Friday, February 23, 2007

Peak Oil

Vaclav Smil @ TCS takes on the peak oil myth.

Peak oil theory is the theory that the production of recoverable oil deposits will hit a high point at some point, then production will rapidly diminish with consequent diasaster to civilization. Obviously, the environmental lobby loves the idea. Personally, I've been researching global oil produciton for a while now to see if there is any evidence of declining production for a couple of years now, and haven't seen anything yet. But of course, evidence to the contrary just makes the true believers postpone the date of the supposed apocalypse.

"Well, the numbers for 2006 are in. And they show that even after OPEC once again cut its production (by 1.2 million barrels a day effective November 1, 2006) in order to arrest yet another rapid fall in prices, the global oil supply for the entire year rose once again, by about 0.85 million barrels a day. That is about 42 million metric tons a year, or more than the annual output of Oman or nearly twice the annual extraction in Azerbaijan, a major oil power on the Caspian Sea. But once we take into account the need to replace worldwide reserve depletion (currently amounting to more than one million barrels a day) this means that some 2 million barrels of new oil found their way on the global market, an equivalent of adding a bit more than UK's entire North Sea production or Iraq's annual extraction."

Proponents of the theory point to the work of their patron saint, geophysicist Dr. M. King Hubbert, who we are told predicted the high point of US oil production from the lower 48 states at around 1970, but Smil examines his work pretty closely and finds a few issues with it. for example, actual US peak production was over a half a billion barrels over the prediction peak, in 1970. He also expected the decline in production to a symmetrical curve of the increases, and his expected US production of 1.2 billion barrels in 2000 was actually 2.8 billion barrels.

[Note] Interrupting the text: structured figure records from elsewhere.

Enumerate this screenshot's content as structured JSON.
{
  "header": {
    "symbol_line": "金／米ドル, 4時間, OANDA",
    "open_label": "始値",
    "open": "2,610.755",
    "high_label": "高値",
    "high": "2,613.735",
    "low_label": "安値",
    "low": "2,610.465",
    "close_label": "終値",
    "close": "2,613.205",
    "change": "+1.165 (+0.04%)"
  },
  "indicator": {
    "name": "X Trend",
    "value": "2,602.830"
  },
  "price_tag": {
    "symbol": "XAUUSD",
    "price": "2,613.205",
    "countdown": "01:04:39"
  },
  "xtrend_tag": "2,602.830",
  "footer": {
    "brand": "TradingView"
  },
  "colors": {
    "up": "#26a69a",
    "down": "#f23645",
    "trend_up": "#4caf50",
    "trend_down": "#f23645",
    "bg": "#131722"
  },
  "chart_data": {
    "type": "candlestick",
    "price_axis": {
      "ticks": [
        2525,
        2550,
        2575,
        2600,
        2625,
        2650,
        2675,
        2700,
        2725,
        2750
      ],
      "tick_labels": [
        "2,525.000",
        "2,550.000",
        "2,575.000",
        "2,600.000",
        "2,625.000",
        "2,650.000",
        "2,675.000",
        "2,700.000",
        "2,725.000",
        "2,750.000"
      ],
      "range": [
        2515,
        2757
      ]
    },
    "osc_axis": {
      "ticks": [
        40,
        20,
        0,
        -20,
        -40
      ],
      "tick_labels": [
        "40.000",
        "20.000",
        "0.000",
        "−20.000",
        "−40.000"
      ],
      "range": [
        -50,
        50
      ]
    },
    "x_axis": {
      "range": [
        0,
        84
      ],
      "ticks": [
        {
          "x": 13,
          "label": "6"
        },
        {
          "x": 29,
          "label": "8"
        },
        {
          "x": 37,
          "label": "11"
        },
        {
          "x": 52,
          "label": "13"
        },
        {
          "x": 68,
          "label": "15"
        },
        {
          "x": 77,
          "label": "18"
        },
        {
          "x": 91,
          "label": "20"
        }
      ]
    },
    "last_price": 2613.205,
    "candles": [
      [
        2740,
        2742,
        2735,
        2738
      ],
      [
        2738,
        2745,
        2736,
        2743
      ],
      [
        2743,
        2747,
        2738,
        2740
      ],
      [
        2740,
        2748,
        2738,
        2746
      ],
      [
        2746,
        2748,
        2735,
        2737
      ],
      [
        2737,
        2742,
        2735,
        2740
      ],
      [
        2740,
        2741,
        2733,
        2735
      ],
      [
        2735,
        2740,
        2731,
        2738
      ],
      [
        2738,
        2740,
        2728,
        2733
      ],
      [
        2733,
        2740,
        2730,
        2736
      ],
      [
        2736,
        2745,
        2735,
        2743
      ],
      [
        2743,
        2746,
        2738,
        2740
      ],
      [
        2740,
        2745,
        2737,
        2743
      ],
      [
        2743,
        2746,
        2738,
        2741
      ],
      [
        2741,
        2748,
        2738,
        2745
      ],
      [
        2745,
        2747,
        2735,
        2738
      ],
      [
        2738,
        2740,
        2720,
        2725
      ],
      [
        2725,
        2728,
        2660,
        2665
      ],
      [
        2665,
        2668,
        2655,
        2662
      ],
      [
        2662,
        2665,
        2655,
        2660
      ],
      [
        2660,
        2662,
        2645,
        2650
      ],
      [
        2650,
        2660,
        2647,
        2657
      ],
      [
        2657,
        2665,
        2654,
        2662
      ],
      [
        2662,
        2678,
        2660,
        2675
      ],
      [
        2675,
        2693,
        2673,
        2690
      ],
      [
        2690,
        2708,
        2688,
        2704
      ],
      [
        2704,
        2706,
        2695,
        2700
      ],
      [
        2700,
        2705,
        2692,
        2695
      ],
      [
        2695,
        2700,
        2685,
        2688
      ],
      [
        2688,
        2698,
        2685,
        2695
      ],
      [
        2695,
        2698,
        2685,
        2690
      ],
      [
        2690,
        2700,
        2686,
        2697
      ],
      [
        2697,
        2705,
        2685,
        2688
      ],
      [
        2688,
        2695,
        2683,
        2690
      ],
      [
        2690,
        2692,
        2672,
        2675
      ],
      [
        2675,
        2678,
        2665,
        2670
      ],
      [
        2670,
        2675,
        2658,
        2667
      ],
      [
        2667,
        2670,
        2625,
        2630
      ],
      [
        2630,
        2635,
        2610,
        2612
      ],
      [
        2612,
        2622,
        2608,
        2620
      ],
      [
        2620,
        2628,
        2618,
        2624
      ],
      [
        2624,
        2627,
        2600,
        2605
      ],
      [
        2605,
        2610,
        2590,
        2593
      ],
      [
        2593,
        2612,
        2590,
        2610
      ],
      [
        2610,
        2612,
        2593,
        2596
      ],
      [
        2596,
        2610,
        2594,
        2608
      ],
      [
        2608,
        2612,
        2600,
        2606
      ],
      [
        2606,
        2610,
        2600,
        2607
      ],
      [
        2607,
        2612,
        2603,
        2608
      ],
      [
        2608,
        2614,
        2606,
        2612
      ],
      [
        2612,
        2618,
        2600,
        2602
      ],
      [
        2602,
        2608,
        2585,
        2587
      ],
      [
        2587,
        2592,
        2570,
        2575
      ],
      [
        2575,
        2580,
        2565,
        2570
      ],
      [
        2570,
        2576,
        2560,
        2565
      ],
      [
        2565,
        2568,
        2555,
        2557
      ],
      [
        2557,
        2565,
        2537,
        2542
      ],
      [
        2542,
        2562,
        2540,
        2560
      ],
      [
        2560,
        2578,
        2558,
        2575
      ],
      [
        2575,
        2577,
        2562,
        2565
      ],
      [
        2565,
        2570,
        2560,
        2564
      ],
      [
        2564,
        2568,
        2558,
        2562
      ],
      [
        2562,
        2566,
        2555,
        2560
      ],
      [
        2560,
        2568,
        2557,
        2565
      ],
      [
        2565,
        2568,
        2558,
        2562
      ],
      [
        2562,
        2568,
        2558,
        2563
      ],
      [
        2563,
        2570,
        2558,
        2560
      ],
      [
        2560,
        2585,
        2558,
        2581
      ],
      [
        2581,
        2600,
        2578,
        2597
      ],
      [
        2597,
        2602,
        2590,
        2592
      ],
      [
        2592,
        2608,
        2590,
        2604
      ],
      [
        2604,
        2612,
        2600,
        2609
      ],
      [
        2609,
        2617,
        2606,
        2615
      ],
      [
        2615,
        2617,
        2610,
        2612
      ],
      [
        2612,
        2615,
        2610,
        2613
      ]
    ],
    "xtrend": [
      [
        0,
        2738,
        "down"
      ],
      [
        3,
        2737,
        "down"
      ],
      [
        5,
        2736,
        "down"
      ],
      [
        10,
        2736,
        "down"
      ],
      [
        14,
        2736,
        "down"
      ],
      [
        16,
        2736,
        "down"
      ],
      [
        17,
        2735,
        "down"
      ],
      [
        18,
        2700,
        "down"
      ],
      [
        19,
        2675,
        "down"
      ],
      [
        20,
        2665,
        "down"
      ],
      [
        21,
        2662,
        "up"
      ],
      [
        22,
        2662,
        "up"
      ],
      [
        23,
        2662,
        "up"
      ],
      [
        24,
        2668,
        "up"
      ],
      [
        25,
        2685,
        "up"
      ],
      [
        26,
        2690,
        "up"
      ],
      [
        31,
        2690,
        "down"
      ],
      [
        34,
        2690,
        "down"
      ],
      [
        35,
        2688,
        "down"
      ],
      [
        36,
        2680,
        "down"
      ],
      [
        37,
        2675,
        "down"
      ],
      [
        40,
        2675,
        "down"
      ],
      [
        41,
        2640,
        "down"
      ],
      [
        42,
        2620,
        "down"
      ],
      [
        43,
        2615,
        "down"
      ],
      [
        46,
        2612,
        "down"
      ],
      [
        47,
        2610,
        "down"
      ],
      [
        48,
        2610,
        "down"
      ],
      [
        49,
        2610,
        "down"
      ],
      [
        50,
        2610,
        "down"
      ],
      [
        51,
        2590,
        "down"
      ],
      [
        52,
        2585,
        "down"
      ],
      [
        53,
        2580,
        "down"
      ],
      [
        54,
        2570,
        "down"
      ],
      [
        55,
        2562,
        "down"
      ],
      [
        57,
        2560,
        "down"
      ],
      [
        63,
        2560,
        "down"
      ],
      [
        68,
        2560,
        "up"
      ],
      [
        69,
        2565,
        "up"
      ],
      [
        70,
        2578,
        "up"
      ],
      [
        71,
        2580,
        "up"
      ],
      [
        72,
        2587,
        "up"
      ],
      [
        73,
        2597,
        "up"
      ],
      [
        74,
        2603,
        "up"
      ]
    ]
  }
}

To make a long story short, that amazing marketplace indicator, the price level, has raised and lowered oil prices, adjusting both global supply and global demand far from Hubbert's projected levels. Of course, as the price level for oil rises, demand goes down, and both technological innovation and further exploration take place, allowing for the profitable exploitation of alternate supplies (like oil shale), more difficult to reach areas (like deep water wells in the Gulf of Mexico), as well as the possibility of opening formerly unprofitable old wells.

2 comments:

Anonymous said...

http://www.tcsdaily.com/article.aspx?id=021307A

You've perfected the art of regurgitating someone else's misinformed opinions. Gold star.

Kalthalior said...

Hmmm, I think someone's panties are in a bunch since the evidence doesn't support their worldview - but I not only am willing to publish the criticism, I'm willing to answer it.

How's is Smil's analysis flawed, I wonder? He takes easily verifiable world production figures and examines them for signs to fit the theory, and doesn't find any. Neither have I in my analysis over the last 4-5 years. Of course, a lot of the Saudi reserve figures are closely guarded secrets, so maybe I am wrong, I'm willing to admit, but the available evidence doesn't support it today.

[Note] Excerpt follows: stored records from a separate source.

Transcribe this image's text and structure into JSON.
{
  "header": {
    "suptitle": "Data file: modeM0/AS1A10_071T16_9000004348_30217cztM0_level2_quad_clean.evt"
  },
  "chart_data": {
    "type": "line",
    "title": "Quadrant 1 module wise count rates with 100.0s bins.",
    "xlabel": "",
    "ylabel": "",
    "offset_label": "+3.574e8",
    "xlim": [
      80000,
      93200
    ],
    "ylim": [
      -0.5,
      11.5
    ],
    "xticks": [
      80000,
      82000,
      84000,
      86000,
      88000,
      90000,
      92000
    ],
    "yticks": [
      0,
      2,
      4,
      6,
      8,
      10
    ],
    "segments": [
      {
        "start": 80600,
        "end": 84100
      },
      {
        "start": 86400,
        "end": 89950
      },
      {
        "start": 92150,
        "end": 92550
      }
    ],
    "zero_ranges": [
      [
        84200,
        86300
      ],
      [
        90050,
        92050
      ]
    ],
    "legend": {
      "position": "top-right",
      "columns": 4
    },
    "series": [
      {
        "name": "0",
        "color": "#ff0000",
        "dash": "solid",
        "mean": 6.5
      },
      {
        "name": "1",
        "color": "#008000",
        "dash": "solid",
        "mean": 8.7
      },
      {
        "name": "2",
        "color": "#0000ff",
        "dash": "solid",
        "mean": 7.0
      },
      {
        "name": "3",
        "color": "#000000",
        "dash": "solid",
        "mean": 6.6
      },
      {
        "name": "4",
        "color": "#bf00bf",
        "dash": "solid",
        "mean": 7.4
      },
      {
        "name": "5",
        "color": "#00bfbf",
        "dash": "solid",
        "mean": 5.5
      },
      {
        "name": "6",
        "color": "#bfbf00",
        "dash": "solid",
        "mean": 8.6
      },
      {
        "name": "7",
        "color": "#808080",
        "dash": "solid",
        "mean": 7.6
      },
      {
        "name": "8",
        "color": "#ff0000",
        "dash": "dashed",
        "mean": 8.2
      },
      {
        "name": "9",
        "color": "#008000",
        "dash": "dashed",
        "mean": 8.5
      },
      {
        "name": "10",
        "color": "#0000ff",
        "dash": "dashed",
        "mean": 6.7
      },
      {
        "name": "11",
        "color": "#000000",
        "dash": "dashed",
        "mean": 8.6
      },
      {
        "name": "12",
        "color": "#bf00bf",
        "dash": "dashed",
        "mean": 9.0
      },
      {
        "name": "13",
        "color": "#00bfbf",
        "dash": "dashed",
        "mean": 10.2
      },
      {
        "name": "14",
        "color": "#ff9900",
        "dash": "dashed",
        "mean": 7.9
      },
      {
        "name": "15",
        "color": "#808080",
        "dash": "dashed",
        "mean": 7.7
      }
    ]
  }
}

As far as regurgitating goes, my intent here is to find something I find interesting, and comment on it. I'm not really interested in tons of traffic, or making money on ads, or whatever it is some sites do, I do this primary for my own enjoyment.

I thought I added a little bit of the background to the peak oil theory, and offered some basic economic theory to the discussion in my summation, but maybe I'm just a hack. You can read and comment or not visit as you see fit, or go visit someone else's site. Whatever, but thanks for visiting and commenting.